CAIRO, Feb 10: For the first time, Egyptian labour unions have gone on a nationwide strike, adding momentum to pro-democracy demonstrations in Cairo and other cities.
Around 20,000 factory workers stayed away from work on Wednesday, demanding raise in salaries, Al Jazeera reported.
Anti-government activists also called on supporters to expand their demonstrations in defiance of the vice-president’s warning that protests calling for President Hosni Mubarak’s ouster would not be tolerated for much longer.
Vice-President Omar Sulaiman, who is managing the crisis, raised the prospect of a new crackdown on protesters when he told Egyptian newspaper editors there could be a "coup" unless demonstrators agree to enter negotiations.
Although it was not completely clear what the vice-president intended in his “coup” comment, the protesters heard it as a veiled threat to impose martial law - which would be a dramatic escalation in the standoff.

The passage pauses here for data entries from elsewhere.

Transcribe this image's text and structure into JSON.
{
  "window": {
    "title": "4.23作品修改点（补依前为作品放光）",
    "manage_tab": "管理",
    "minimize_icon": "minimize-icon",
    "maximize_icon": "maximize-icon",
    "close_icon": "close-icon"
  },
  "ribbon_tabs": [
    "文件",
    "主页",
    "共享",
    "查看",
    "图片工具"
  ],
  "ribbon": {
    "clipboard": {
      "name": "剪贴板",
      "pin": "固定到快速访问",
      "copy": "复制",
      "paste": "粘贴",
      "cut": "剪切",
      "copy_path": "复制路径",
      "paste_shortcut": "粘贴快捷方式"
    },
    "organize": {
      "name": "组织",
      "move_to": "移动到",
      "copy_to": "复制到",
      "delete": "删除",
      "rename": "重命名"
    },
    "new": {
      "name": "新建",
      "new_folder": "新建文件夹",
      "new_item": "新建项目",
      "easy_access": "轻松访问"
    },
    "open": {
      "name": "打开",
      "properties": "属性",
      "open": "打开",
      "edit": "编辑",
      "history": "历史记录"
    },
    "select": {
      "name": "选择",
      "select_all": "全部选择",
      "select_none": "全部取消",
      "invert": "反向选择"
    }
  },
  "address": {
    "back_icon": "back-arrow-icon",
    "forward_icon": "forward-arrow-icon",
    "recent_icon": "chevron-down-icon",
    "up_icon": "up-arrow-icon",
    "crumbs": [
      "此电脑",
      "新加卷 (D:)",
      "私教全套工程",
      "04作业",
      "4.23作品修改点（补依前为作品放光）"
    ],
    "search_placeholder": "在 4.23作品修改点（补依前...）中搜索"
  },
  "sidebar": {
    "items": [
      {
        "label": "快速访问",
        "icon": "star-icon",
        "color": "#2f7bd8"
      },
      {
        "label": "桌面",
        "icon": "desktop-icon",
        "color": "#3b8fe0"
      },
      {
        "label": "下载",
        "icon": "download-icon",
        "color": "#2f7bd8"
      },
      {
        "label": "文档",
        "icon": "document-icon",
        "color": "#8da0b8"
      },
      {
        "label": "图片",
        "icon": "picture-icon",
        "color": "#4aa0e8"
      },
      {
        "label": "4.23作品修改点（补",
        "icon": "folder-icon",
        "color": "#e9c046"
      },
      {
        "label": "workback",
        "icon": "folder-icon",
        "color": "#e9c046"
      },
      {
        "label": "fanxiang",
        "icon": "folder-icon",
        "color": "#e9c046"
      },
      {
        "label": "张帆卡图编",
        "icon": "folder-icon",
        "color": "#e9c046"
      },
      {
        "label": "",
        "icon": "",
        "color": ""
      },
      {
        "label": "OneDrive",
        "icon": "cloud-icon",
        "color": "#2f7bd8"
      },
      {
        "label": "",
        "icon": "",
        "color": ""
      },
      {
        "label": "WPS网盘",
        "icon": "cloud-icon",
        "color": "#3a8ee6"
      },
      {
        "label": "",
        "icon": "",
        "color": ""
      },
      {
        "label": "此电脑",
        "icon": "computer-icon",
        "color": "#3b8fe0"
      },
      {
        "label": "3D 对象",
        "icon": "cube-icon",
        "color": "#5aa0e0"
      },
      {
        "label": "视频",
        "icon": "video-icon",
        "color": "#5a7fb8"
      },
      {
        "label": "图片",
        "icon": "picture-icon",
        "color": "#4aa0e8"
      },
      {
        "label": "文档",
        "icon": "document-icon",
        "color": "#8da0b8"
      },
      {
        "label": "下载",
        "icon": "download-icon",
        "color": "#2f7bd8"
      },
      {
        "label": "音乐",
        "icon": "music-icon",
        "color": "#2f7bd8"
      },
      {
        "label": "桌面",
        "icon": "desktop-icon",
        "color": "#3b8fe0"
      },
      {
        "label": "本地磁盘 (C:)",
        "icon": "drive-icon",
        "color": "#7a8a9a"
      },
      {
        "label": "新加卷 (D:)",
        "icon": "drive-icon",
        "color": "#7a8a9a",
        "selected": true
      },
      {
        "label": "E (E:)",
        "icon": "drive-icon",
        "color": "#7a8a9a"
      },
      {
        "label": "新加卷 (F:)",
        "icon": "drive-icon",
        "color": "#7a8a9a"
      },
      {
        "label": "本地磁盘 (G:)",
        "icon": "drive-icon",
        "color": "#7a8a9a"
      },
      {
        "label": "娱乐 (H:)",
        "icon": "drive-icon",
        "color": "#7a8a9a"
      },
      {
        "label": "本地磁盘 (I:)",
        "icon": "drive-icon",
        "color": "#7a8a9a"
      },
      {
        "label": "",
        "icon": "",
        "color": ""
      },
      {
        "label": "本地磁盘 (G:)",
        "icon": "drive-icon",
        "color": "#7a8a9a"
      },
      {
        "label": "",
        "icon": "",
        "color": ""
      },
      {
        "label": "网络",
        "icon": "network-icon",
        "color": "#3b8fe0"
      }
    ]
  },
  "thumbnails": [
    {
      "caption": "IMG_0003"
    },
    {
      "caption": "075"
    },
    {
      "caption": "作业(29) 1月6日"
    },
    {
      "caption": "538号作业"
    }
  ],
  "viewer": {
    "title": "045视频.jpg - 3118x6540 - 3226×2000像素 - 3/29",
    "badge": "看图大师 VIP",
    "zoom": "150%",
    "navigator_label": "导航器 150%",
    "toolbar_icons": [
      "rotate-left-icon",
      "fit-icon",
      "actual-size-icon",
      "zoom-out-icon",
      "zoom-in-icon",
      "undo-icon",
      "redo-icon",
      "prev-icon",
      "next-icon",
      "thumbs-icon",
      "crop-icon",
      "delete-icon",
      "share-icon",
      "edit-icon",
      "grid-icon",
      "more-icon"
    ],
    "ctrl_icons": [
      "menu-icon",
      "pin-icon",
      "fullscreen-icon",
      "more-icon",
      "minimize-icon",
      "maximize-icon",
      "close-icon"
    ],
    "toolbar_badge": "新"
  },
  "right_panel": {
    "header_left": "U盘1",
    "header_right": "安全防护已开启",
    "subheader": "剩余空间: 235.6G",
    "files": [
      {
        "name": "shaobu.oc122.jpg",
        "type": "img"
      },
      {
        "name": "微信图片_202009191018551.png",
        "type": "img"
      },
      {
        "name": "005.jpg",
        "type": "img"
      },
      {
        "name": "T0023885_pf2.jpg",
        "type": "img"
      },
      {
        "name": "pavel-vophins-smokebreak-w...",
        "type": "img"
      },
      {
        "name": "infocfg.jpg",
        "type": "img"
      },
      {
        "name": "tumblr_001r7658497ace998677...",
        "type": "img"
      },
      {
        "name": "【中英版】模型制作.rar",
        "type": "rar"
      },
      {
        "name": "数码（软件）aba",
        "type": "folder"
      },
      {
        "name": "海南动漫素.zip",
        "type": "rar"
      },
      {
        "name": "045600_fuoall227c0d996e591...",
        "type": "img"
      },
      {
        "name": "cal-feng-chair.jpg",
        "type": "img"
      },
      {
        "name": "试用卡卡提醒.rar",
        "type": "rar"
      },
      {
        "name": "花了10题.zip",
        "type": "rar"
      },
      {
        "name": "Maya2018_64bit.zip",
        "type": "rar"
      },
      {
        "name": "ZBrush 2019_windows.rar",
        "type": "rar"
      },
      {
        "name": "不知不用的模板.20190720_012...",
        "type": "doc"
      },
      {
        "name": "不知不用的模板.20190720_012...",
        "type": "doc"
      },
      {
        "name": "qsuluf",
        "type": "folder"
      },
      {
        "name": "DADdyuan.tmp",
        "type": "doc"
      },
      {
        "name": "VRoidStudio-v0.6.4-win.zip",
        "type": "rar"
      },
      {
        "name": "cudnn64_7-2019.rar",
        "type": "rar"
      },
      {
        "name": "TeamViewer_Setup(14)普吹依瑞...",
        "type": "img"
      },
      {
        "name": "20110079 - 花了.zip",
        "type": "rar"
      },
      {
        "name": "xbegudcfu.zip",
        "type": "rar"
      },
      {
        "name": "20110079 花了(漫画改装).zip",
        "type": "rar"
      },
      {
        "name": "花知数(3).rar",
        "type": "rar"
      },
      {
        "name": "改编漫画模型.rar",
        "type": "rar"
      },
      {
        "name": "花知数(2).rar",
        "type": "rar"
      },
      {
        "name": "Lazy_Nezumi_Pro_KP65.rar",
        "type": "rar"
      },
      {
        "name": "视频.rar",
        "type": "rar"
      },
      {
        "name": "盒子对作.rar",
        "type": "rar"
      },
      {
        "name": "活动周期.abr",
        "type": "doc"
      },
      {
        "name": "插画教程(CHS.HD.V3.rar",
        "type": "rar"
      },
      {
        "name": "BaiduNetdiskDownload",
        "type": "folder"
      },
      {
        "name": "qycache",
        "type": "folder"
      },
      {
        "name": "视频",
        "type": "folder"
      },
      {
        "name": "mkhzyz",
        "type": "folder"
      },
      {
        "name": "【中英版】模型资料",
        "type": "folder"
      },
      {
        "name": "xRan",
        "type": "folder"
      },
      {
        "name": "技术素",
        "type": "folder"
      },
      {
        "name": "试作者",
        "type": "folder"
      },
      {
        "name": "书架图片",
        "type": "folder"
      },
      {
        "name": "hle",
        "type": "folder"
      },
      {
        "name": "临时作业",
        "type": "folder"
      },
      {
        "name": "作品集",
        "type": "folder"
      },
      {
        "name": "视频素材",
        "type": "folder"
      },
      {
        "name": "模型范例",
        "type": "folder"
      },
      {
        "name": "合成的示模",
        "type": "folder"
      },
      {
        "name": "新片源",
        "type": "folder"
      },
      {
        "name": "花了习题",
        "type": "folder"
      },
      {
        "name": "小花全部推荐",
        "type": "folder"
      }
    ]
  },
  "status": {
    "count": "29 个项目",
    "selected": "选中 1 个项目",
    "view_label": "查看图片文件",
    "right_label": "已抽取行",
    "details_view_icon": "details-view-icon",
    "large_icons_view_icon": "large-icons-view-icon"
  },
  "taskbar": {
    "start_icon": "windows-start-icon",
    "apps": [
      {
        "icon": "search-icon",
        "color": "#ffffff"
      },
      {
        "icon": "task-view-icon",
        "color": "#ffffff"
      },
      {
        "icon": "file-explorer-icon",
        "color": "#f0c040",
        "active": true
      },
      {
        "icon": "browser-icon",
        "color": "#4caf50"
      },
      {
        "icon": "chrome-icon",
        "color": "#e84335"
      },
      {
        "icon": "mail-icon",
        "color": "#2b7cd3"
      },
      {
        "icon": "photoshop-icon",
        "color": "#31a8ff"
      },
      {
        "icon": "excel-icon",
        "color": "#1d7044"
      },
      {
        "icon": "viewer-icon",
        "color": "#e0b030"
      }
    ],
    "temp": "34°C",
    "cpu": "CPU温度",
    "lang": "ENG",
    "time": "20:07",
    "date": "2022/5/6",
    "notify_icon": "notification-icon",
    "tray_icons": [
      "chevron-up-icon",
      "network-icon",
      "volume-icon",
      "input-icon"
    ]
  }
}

Sulaiman, a military man who was intelligence chief before being elevated to vice president amid the crisis, tried to explain the remark by saying: “I mean a coup of the regime against itself, or a military coup or an absence of the system. Some force, whether its the army or police or the intelligence agency or the [opposition Muslim] Brotherhood or the youth themselves could carry out ‘creative chaos’ to end the regime and take power,” he said.
Sulaiman, a close confidant of Mubarak, also reiterated his view that Egypt is not ready for democracy.
“The culture of democracy is still far away,” he told state and independent newspaper editors in the roundtable discussion Tuesday.